El lanista había esperado algo de agradecimiento por parte del joven hijo del que seguramente pronto sería el nuevo emperador, pero pensó que estaba bien saber desde bien pronto cuál era la auténtica naturaleza de aquel muchacho. Mejor mantenerse a distancia de él siempre que fuera posible. Siempre que fuera posible.

—Esos legionarios están muertos, sólo que no lo saben —respondió con cierto desprecio el lanista—. No volverán vivos. Las tropas leales a tu padre ya están dentro de la ciudad. Estaban entrando por las puertas del norte en la prima vigilia. La caída de Vitelio es cuestión de horas. —Y así, sin añadir más, ignoró al joven Domiciano y se dirigió a sus hombres—: ¡Coged argamasa y piedras y tapiad el hueco de la puerta! ¡De aquí ni se entra ni se sale hasta que los hombres del nuevo emperador controlen la ciudad por completo! —Luego, pasando por delante del perplejo Domiciano, añadió unas frases más, pero como si pensara en voz alta, como si sólo hablara para sí mismo, recordando la noche sin dormir vagando por las enfurecidas calles de Roma—: Me voy a descansar.
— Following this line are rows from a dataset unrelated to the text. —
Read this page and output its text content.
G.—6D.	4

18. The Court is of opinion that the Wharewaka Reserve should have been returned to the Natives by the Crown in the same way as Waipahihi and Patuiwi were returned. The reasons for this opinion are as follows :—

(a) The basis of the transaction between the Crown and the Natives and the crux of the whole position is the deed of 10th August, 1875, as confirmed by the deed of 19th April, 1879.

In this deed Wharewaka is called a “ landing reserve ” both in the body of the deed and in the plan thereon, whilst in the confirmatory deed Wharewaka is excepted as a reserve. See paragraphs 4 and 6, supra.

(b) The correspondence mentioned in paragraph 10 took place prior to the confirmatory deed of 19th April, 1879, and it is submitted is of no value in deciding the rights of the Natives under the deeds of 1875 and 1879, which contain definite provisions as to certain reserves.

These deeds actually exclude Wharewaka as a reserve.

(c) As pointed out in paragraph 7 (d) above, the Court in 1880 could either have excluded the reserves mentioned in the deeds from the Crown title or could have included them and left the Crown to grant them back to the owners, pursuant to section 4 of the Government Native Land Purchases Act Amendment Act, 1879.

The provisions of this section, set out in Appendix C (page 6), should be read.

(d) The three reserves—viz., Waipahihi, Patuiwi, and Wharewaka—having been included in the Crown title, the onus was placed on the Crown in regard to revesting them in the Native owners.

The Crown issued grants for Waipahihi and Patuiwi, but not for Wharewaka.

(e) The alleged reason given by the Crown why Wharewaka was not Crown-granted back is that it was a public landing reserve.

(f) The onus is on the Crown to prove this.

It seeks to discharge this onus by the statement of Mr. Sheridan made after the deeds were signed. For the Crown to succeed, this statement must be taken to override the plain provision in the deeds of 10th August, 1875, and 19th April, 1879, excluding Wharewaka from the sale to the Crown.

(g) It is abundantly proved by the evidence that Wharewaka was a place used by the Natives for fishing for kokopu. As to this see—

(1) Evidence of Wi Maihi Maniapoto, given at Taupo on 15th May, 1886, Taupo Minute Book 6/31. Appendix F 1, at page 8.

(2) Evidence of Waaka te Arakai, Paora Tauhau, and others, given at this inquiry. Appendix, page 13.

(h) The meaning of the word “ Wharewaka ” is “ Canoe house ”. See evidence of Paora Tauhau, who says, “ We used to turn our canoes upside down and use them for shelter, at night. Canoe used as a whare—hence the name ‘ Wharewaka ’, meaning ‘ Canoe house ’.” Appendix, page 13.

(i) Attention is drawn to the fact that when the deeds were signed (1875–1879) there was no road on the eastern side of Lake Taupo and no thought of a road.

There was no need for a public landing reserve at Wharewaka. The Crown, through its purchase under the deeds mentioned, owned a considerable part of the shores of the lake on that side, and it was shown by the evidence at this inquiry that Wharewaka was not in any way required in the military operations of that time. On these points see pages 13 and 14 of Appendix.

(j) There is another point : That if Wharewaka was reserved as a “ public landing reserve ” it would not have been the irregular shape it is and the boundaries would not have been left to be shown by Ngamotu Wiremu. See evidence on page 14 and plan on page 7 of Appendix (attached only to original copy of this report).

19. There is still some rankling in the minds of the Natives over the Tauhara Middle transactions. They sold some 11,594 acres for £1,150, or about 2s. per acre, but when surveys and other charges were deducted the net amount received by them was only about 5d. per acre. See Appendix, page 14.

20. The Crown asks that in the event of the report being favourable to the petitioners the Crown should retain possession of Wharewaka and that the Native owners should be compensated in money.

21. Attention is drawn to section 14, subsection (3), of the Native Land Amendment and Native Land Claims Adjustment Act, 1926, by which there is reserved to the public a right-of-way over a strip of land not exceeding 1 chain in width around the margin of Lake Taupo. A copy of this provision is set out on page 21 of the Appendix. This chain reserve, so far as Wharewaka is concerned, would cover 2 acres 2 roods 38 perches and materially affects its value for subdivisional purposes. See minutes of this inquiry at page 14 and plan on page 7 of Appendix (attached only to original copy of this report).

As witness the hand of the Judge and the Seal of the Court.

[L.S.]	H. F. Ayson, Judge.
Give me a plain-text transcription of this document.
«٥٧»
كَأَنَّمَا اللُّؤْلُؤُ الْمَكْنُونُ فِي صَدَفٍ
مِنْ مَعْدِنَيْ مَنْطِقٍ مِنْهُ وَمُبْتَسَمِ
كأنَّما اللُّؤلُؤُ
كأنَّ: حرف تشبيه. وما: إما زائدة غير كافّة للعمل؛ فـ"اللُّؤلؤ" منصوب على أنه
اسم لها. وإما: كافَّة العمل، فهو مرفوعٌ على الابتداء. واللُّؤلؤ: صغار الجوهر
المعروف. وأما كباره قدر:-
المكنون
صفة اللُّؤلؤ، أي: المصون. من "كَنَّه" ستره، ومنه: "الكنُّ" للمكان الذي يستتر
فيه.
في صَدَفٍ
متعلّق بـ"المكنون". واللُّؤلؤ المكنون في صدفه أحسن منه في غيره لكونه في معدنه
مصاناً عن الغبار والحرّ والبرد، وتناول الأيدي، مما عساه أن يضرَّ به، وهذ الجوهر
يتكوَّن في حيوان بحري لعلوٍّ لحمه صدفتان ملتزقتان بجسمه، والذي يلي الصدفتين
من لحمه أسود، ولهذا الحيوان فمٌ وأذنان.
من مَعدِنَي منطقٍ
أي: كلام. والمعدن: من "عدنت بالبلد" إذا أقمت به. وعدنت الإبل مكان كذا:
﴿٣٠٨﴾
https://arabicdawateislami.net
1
Esta mañana se me ha despertado antes de tiempo.

El lanista no se equivocaba. Aulo Vitelio Germánico fue capturado al poco tiempo, conducido al foro y decapitado de forma fulminante. Su cuerpo sin vida fue arrojado al Tíber y se alejó flotando boca arriba, pero sin boca, en un río teñido de rojo por la cantidad de cuerpos de legionarios del Rin que compartieron su mismo destino. La cabeza de Vitelio, emperador de Roma durante nueve meses, fue paseada por las calles de la ciudad como un trofeo hasta que fue despedazada a golpes y sólo quedó una calavera medio descarnada en la que su faz apenas resultaba ya reconocible.